Photo Essay: Blue Ridge Hunt (October 2, 2010)


The photo essay is posted at KLM Images.

Nature vs architecture

Fox in the midst of architecture

The front gates of the Blue Ridge Hunt kennels have two lovely metal fox silhouettes mounted on top.  The kennel building is nothing but straight lines, of course: bricks, bars, shingles, and all the other architectural elements, but we get just that bit of nature which gives it personality.  Whenever we look at the kennels there are hounds behind the bars (this is their home), but the foxes run free along the top of the gates.

Architecture surrounded by Nature

In a more natural context, these two does disturbed by the hunting activity retreat past the barn.  The barn is aligned with and echoes the nearby Blue Ridge mountain that ascends behind it, but is dwarfed by it as well.

Though the lighting is attractive on the gable end of the barn, our eyes are drawn to the moving deer.

In both cases, it is the animals that are telling the story.

Photographer as part of the story

This is not stealth nature photography.  I’m standing around with a big old camera lens and drawing the attention of the subjects whether I want to or not.

A sideways glance

This isn’t always a bad thing.  The quiet look from this horse keeps us from just being observers.

Too bad I'm not invisible

In these two pack pictures, the second is much more interesting than the first.  The acknowledged presence of the photographer does nothing useful for the first picture.

In the second picture the huntsman is looking at the lead hound on the far right who is bounding ahead eagerly and about to earn a reprimand to stay closer to the rest of the pack.


Much better

On the other hand, sometimes drawing attention can give you a group portrait as the various subjects interact with the photographer.

Personalities

For example, both of the next shots have interest, but of a different kind.  In the second one, we get a parade of some of the hounds.  It emphasizes their unity as a pack, a tool for hunting.

In the first one, where the hounds look at the photographer, we see them as individuals, each with an opinion.

A pack

Difficult light

Lighting in difficult circumstances

Much of the hunting action had the car followers far from the invisible pursuits along the banks of the Shenandoah River.

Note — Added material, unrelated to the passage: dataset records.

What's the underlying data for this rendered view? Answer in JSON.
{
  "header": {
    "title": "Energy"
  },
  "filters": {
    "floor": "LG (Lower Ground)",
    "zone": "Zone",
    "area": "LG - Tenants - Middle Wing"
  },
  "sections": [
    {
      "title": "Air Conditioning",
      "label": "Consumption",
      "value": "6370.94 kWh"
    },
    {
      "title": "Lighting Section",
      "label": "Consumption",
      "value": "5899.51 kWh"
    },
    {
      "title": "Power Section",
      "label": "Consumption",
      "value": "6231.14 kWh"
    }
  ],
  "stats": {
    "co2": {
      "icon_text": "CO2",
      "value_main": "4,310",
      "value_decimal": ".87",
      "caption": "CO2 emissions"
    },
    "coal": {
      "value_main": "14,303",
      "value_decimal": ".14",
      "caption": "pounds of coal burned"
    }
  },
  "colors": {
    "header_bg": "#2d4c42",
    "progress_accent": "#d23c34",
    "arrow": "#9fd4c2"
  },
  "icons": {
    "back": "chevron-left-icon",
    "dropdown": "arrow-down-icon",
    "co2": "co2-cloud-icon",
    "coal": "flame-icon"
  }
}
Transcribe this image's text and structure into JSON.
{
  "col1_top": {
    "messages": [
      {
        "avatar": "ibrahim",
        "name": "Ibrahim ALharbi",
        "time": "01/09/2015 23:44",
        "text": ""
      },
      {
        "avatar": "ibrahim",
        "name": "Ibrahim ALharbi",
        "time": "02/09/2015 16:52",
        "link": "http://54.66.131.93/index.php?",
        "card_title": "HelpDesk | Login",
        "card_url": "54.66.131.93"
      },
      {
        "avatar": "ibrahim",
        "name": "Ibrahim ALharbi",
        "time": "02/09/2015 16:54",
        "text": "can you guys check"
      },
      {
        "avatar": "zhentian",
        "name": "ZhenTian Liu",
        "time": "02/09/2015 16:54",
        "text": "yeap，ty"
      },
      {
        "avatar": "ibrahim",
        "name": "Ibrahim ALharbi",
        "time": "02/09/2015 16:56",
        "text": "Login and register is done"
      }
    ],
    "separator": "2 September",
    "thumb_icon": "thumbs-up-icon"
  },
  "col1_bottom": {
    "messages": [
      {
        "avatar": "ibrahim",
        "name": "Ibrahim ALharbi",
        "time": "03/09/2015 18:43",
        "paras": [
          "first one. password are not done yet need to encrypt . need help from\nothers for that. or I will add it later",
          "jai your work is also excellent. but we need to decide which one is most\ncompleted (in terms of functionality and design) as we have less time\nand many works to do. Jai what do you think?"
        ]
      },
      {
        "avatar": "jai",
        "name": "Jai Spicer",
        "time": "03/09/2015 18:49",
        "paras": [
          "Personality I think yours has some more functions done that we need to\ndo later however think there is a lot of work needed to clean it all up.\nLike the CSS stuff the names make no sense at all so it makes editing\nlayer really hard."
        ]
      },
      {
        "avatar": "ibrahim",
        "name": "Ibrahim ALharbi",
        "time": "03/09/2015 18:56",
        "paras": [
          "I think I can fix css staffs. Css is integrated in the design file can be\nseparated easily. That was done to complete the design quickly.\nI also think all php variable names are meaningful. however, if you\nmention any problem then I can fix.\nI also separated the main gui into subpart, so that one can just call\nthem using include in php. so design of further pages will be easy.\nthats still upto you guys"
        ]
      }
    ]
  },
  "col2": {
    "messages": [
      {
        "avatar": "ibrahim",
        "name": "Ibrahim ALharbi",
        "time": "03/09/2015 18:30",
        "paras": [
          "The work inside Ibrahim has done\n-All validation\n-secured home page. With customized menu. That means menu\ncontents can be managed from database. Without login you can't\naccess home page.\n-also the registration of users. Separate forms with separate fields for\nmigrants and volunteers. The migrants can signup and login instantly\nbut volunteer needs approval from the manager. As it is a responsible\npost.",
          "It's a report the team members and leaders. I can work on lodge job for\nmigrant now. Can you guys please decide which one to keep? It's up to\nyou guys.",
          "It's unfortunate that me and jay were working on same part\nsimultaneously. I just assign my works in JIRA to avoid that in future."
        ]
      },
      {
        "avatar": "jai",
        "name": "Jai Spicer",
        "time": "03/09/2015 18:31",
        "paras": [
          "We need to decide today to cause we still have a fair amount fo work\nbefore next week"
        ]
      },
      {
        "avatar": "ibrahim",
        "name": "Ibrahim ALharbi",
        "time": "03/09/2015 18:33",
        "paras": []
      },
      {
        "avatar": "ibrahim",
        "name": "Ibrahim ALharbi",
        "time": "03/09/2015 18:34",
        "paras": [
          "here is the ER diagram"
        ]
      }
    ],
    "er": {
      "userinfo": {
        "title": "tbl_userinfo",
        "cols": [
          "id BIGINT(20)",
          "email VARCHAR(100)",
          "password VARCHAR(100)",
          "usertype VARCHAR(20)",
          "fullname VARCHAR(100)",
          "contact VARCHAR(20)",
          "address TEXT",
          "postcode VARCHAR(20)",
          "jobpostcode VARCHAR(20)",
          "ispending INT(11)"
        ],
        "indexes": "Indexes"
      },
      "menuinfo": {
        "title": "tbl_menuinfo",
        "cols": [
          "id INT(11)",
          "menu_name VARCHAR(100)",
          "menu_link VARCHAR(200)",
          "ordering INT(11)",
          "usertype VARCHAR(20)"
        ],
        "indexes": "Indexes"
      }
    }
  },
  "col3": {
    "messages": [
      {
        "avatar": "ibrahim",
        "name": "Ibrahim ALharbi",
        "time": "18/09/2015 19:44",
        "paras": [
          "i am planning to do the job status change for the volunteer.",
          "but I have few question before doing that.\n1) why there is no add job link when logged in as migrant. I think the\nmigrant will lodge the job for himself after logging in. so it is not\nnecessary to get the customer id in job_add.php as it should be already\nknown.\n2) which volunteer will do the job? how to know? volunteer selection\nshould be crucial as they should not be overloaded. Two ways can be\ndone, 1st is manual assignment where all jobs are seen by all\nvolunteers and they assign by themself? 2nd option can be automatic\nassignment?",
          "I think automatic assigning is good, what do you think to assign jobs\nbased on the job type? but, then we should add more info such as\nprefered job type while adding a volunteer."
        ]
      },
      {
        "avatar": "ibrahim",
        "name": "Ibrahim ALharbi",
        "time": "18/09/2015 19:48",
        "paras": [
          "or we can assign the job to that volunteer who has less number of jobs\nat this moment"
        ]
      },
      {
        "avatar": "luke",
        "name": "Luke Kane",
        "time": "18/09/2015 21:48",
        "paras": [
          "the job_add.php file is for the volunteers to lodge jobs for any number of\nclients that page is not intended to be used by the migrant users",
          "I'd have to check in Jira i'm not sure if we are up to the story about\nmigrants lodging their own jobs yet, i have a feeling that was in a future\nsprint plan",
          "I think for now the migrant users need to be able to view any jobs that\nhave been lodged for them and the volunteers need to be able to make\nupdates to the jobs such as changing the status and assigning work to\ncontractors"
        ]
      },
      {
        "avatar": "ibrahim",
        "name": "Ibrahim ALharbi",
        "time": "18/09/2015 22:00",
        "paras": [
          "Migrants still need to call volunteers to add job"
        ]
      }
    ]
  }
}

When they returned, first staff and hounds and then field, they approached at length over wide fields with the bright sun at their backs, and this made for very trying photography.  We were treated to a view of a fox and some lovely hound action, but getting attractive pictures was next to impossible.

In such circumstances, it helps to just keep trying.  You can see from the picture that this whipper-in is riding into the sun, but happily I was able to get a somewhat lateral view of him, and enough of the slant of the body and horse’s head were illuminated to keep it from being a hazy blown-out silhouette.  As an added bonus, he was well framed between the gap in the trees.

There were many shots of this sequence that were unusable, but random chance can be your friend if you keep snapping away.